W M --- READY --> Worker is ready <-- WAKE --- Have job for you --- GIVE --> Give me some job <-- TAKE --- Take the job or <-- NO --- No job for you --- DONE --> Job is done
- To get a job, worker sends a READY command to all his managers.
- Manager receives READY, and remembers an available worker (routing path to worker) until a job is available. If another READY message is received with routing path that is already remembered, the message is ignored.
- When a job is available, manager sends WAKE to all corresponding workers (correspondance is defined by custom load-balancing solutions, or it may be "any worker" in the simplest case).
- Worker receives a WAKE command, and checks whether it can do the job. If it is busy (no free resources), WAKE message is ignored. Otherwise, a part of worker's resources needed to process the job is "locked" (marked as requested by a particular manager), and GIVE command is sent to the requesting manager.
- Manager receives GIVE and checks whether there is a job for the worker. If there is a job, a message with TAKE command and a job payload is sent to requesting worker. If there is no job for the worker (already given to another one), a NO command is sent to requesting worker.
- When worker receives GIVE command, it processes the job, "unlocks" resources taken by job's manager, and replies with DONE command with result as a payload.
- If worker receives NO command, it simply "unlocks" resources taken by job's manager.
As noted in p.3 above, the protocol provides load-balancing based on availability (idleness) of workers. This basis may be extended by workers supplying additional information (e.g. "roles") to managers, for managers to use that information to determine the suitable workers for each job. Such functionality is application specific and is out of scope of this protocol.
To allow for many jobs processed by a single worker, a READY message should be sent right after receiving a job (TAKE message), but before processing it. Managers will process each READY command as a separate request for a job, and will give another job to the worker.
To prevent workers' resources from being locked for infinity, there is a timeout. If timeout expires, worker will unlock it's resources. This is a rare scenario, as manager will usually reply with either TAKE or NO.
Workers may retry READY commands after some period just in case a manager has forgotten the previous requests. It's a good idea to use some backoff strategy to prevent spoiling network with READY commands.
Intermediate devices work as a worker on one side, and manager on the other. Device is given a list of managers it's worker side should connect to. Rules:
- READY message (an initial message in conversation) received by manager-side is transferred by worker-side to all list of managers.
- All other messages from both sides are transferred using routing path information to the next peer.
End nodes must know identities of the peers they are talking to. To allow that with intermediate devices in place, an end node identity is taken from the routing path (an origin of path), with one exception (see Routing, p.2).
To allow routing, as message is passed from end to end, all intermediate peers add routing information to allow message to be returned back using the same path.
As an exception w/ respect to other commands, TAKE command is sent with manager's identity specified. This extension allows managers to forward job request, received from elsewhere, as defining manager's identity from routing path is impossible if manager is in the middle of path. Workers respect manager's identity specified and use that instead of routing path.
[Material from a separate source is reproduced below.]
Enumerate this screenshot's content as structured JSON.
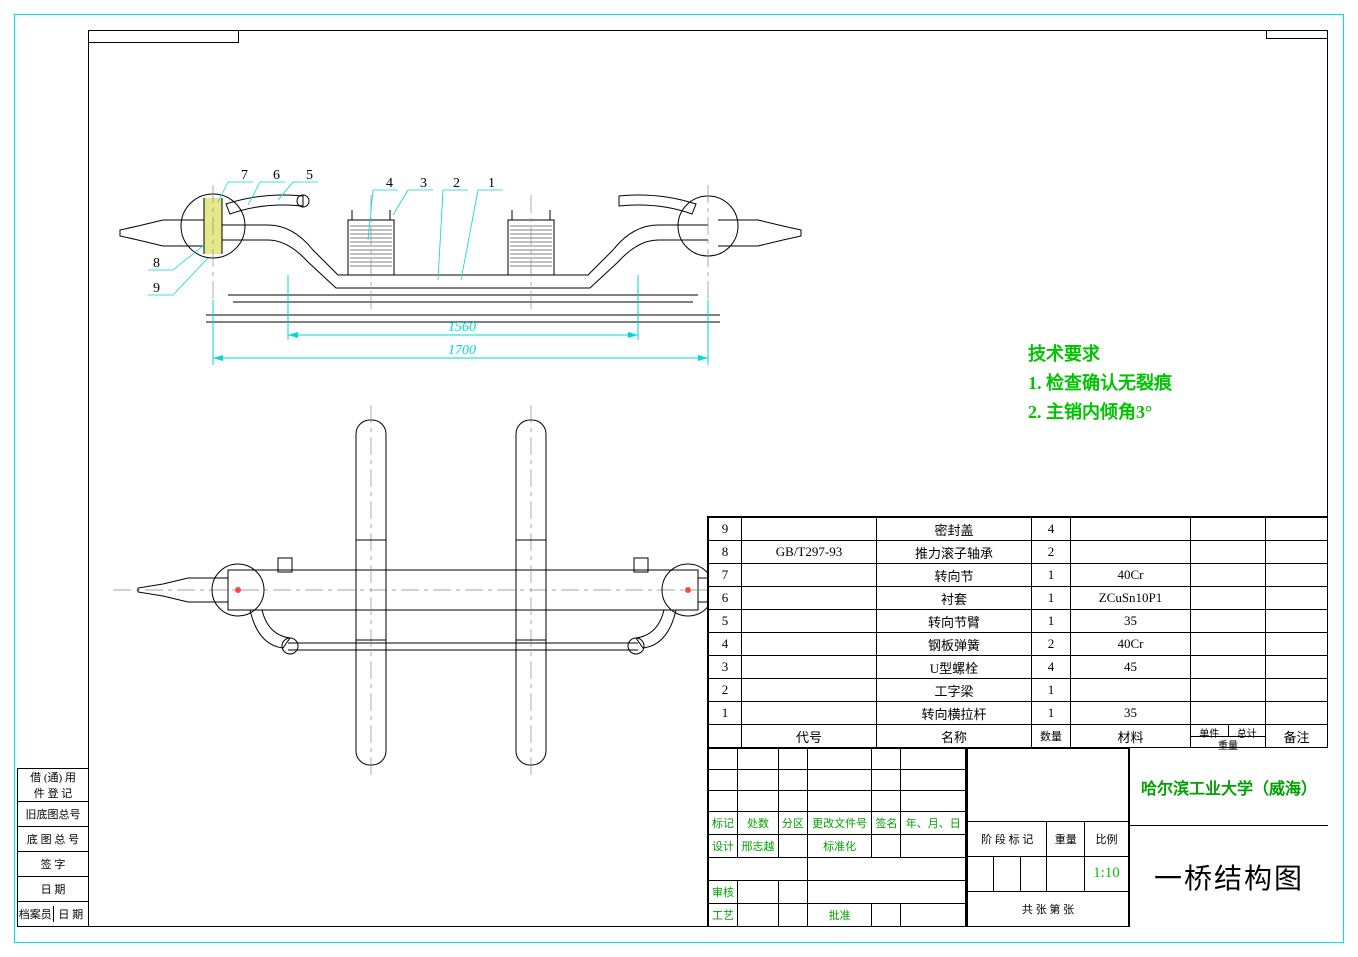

All reliability issues, such as jobs timing out, de-duplication of job requests and responses, retries, etc. are handled at application level. The protocol's purpose is to allow load-balancing in many-to-many request-reply with devices scenario, not to provide any sort of reliability.
To extend functionality offered by the protocol, two more commands could be introduced. STATUS - sent by workers to indicate the status of a job. And a CANCEL command, sent by managers, to inform worker that no job result is expected and job processing can be cancelled.